Belo Horizonte, Brazil–(Newsfile Corp. – January 9, 2023) – Atlas Lithium Corporation (NASDAQ:ATLX) (“Atlas Lithium” or the “Company”), a U.S. mineral exploration and mining company with lithium projects and properties in other critical battery metals, today announced the pricing of its underwritten public offering of 675,000 shares of common stock at a public offering price of $6.00 per share, for aggregate gross proceeds of approximately $4.05 million, prior to deducting underwriting discounts, commissions, and other offering expenses. The Company has granted the underwriters a 45-day option to purchase up to an additional 101,250 shares at the public offering price per share, less the underwriting discounts and commissions, to cover over-allotments, if any. The offering is expected to close on or about January 12, 2023, subject to satisfaction of customary closing conditions.
Atlas Lithium has received approval to list its common stock on the Nasdaq Capital Market under the symbol “ATLX” with trading expected to begin on January 10, 2023.
EF Hutton, division of Benchmark Investments, LLC, is acting as sole book-running manager for the offering.

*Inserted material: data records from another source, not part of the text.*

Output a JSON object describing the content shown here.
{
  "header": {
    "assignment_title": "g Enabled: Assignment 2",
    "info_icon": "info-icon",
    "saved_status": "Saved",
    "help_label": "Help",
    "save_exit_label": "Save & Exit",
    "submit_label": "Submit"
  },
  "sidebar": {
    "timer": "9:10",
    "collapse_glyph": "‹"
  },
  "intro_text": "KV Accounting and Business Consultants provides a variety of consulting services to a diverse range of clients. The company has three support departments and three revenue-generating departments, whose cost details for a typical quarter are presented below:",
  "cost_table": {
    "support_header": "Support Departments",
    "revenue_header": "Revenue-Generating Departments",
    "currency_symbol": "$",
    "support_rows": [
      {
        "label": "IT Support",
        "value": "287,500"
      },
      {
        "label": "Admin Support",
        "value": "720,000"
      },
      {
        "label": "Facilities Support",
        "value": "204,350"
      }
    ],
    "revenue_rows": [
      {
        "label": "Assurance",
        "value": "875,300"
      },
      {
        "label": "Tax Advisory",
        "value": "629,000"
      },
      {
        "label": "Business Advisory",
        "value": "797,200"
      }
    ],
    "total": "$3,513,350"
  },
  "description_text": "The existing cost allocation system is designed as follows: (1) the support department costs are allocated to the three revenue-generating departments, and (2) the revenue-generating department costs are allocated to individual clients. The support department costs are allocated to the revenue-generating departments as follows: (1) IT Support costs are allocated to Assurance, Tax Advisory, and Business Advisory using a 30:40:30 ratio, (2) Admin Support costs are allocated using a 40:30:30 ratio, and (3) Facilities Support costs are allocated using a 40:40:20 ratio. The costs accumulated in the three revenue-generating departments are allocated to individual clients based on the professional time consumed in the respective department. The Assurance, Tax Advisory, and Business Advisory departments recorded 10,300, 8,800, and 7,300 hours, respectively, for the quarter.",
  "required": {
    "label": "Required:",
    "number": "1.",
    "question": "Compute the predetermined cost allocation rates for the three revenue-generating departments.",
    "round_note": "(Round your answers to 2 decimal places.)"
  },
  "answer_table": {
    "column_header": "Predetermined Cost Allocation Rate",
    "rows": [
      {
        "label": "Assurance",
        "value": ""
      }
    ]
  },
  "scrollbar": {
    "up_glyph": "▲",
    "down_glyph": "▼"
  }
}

A registration statement on Form S-1, as amended (File No. 333-262399), was filed with the Securities and Exchange Commission (“SEC”) and was declared effective on January 9, 2023. A final prospectus relating to the offering will be filed with the SEC and will be available on the SEC’s website at http://www.sec.gov. Electronic copies of the final prospectus relating to this offering, when available, may be obtained from EF Hutton, division of Benchmark Investments, LLC, 590 Madison Avenue, 39th Floor, New York, NY 10022, Attention: Syndicate Department, or via email at firstname.lastname@example.org or telephone at (212) 404-7002.
This press release shall not constitute an offer to sell or the solicitation of an offer to buy any of the securities described herein, nor shall there be any sale of these securities in any state or jurisdiction in which such offer, solicitation or sale would be unlawful prior to registration or qualification under the securities laws of any such state or jurisdiction.